Il distacco dal paese secondo in lista è notevole, 38 presenze in semifinale degli inglesi con un dato percentuale del 16% ma non si deve trascurare il fatto che la tragedia dell'Heysel portò fuori dalla coppa per cinque anni l'Inghilterra e dunque il dato relativo non può essere completo. Dovremmo essere fieri di superare la Germania con le nostre 33 presenze contro le 25 dei tedeschi ma è roba che appartiene al passato prossimo, quasi remoto.

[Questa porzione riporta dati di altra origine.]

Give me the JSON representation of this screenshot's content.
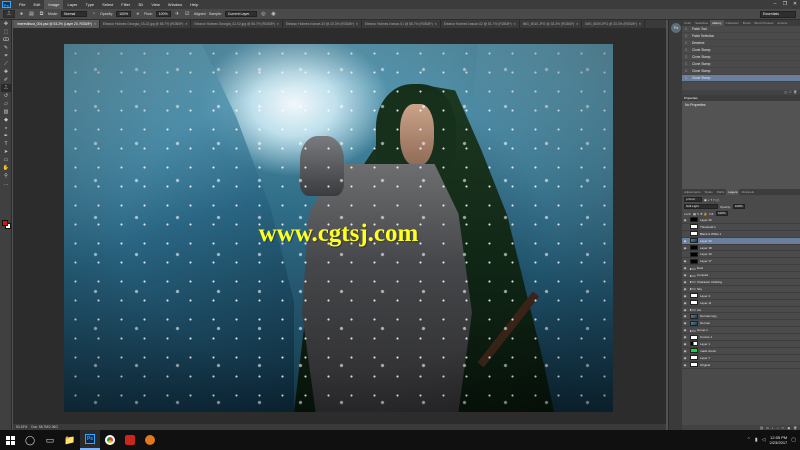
{
  "menubar": {
    "logo": "Ps",
    "items": [
      "File",
      "Edit",
      "Image",
      "Layer",
      "Type",
      "Select",
      "Filter",
      "3D",
      "View",
      "Window",
      "Help"
    ],
    "active_index": 2,
    "window_controls": [
      "–",
      "❐",
      "✕"
    ]
  },
  "optionsbar": {
    "mode_label": "Mode:",
    "mode_value": "Normal",
    "opacity_label": "Opacity:",
    "opacity_value": "100%",
    "flow_label": "Flow:",
    "flow_value": "100%",
    "aligned_label": "Aligned",
    "sample_label": "Sample:",
    "sample_value": "Current Layer",
    "workspace": "Essentials"
  },
  "doctabs": [
    {
      "label": "lrnerevilbust_004.psd @ 53.2% (Layer 20, RGB/8*)",
      "active": true
    },
    {
      "label": "Eleanor Holmes Georgia_03-02.jpg @ 56.7% (RGB/8*)",
      "active": false
    },
    {
      "label": "Eleanor Holmes Georgia_02-02.jpg @ 56.7% (RGB/8*)",
      "active": false
    },
    {
      "label": "Eleanor Holmes Ivanoe-03 @ 33.3% (RGB/8*)",
      "active": false
    },
    {
      "label": "Eleanor Holmes Ivanoe-01 @ 56.7% (RGB/8*)",
      "active": false
    },
    {
      "label": "Eleanor Holmes Ivanoe-02 @ 51.7% (RGB/8*)",
      "active": false
    },
    {
      "label": "IMG_8010.JPG @ 33.3% (RGB/8*)",
      "active": false
    },
    {
      "label": "IMG_8009.JPG @ 33.3% (RGB/8*)",
      "active": false
    }
  ],
  "canvas": {
    "watermark": "www.cgtsj.com"
  },
  "statusbar": {
    "zoom": "53.19%",
    "doc_info": "Doc: 58.7M/2.36G"
  },
  "history_panel": {
    "tabs": [
      "Color",
      "Swatches",
      "History",
      "Character",
      "Brush",
      "Brush Presets",
      "Actions"
    ],
    "active_tab": 2,
    "items": [
      "Patch Tool",
      "Patch Selection",
      "Deselect",
      "Clone Stamp",
      "Clone Stamp",
      "Clone Stamp",
      "Clone Stamp",
      "Clone Stamp"
    ],
    "selected_index": 7
  },
  "properties_panel": {
    "title": "Properties",
    "body": "No Properties"
  },
  "layers_panel": {
    "tabs": [
      "Adjustments",
      "Styles",
      "Paths",
      "Layers",
      "Channels"
    ],
    "active_tab": 3,
    "blend_mode": "Soft Light",
    "opacity_label": "Opacity:",
    "opacity_value": "100%",
    "lock_label": "Lock:",
    "fill_label": "Fill:",
    "fill_value": "100%",
    "layers": [
      {
        "name": "Layer 30",
        "thumb": "black",
        "visible": true
      },
      {
        "name": "Threshold 1",
        "thumb": "white",
        "visible": false
      },
      {
        "name": "Black & White 1",
        "thumb": "white",
        "visible": false
      },
      {
        "name": "Layer 20",
        "thumb": "photo",
        "visible": true,
        "selected": true
      },
      {
        "name": "Layer 18",
        "thumb": "black",
        "visible": true
      },
      {
        "name": "Layer 19",
        "thumb": "black",
        "visible": false
      },
      {
        "name": "Layer 17",
        "thumb": "black",
        "visible": true
      },
      {
        "name": "Dust",
        "thumb": "folder",
        "visible": true
      },
      {
        "name": "Contrast",
        "thumb": "folder",
        "visible": true
      },
      {
        "name": "Character Clothing",
        "thumb": "folder",
        "visible": true
      },
      {
        "name": "Sky",
        "thumb": "folder",
        "visible": true
      },
      {
        "name": "Layer 4",
        "thumb": "white",
        "visible": true
      },
      {
        "name": "Layer 11",
        "thumb": "white",
        "visible": true
      },
      {
        "name": "Ice",
        "thumb": "folder",
        "visible": true
      },
      {
        "name": "Normal copy",
        "thumb": "photo",
        "visible": true
      },
      {
        "name": "Normal",
        "thumb": "photo",
        "visible": true
      },
      {
        "name": "Group 1",
        "thumb": "folder",
        "visible": true
      },
      {
        "name": "Curves 1",
        "thumb": "white",
        "visible": true
      },
      {
        "name": "Layer 1",
        "thumb": "mask",
        "visible": true
      },
      {
        "name": "mask check",
        "thumb": "green",
        "visible": true
      },
      {
        "name": "Layer 7",
        "thumb": "white",
        "visible": true
      },
      {
        "name": "Original",
        "thumb": "white",
        "visible": true
      }
    ],
    "footer_icons": [
      "⛓",
      "fx",
      "◐",
      "◑",
      "▭",
      "▣",
      "🗑"
    ]
  },
  "taskbar": {
    "time": "12:05 PM",
    "date": "2/23/2017"
  }
}
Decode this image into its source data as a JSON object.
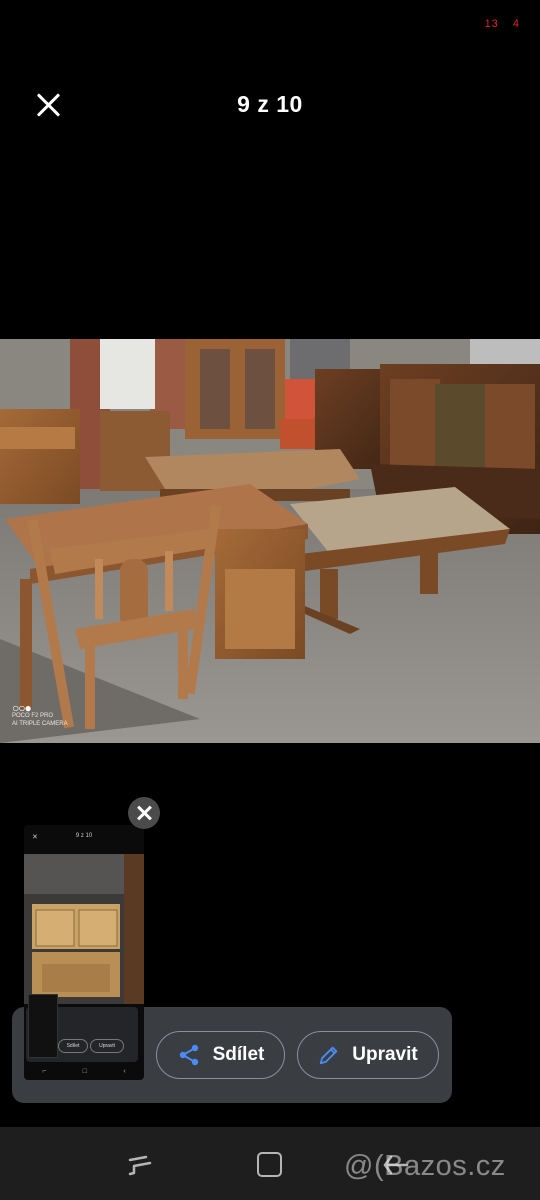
{
  "status_bar": {
    "left_number": "13",
    "right_number": "4"
  },
  "header": {
    "counter": "9 z 10"
  },
  "photo": {
    "watermark_line1": "POCO F2 PRO",
    "watermark_line2": "AI TRIPLE CAMERA"
  },
  "screenshot_thumbnail": {
    "counter": "9 z 10"
  },
  "share_sheet": {
    "share_label": "Sdílet",
    "edit_label": "Upravit"
  },
  "overlay": {
    "watermark": "@(Bazos.cz"
  },
  "colors": {
    "status_red": "#e0262b",
    "share_bar": "#3a3d42",
    "pill_border": "#8d9096",
    "icon_blue": "#4a8cf7"
  },
  "icons": [
    "close-icon",
    "share-icon",
    "pencil-icon",
    "recent-apps-icon",
    "home-icon",
    "back-icon"
  ]
}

Qui si fanno i conti con una nuova realtà, la Liga e la Bundesliga offrono il meglio in circolazione (insieme con la Premier inglese) e a conferma di questa nota è arrivato lo scoop, inatteso davvero, del passaggio al Bayern di Monaco di Pep Guardiola, artefice della rivoluzione catalana. La Spagna non naviga nell'oro, le nuove leggi fiscali hanno appesantito il Paese, la Germania di frau Merkel finge di essere la locomotiva di un treno che va a zig zag per il continente ma il calcio viaggia su altri binari.
Tra spagnoli e tedeschi c'è sempre stata una sorta di relazione tecnica e fascinosa: da Breitner a Netzer, da Stielike a Bonhof, da Schuster a Illgner a Metzelder, a Ozil e Khedira e tutti nei club più importanti, Real Madrid in testa, non dimenticando la vittoria in coppa dei campioni, da allenatore del Real, di Heynckes.

La Germania ha vissuto di luce propria, per anni ha preferito pescare nel mercato basso, privandosi addirittura dei migliori elementi al punto che la nazionale campione del mondo nel 1990 a Roma contava cinque elementi, Brehme, Berthold, Matthaus, Klinsmann, Voller, che giocavano nel nostro campionato e altri tre che sarebbero emigrati dopo il mondiale. Real Madrid e Barcellona hanno sempre venduto i propri campioni stranieri piuttosto che i calciatori spagnoli costruiti in casa. Ma la storia di quest'ultima edizione della Champions suggerisce una sola considerazione: soltanto le squadre che hanno a disposizione un grande (o più) attaccante di valore possono avere ambizioni di vittoria.

Messi (ottimista dopo i test fisici di ieri: «In semifinale ci sarò»), Ronaldo, Lewandowski, Robben, Ribery, Muller in qualunque altra squadra eliminata avrebbero fatto la differenza anche se l'uscita di scena del Paris Saint Germain (senza sconfitte nel doppio confronto con i catalani) e del City di Manchester conferma che, comunque, la fortuna non sempre aiuta gli audaci.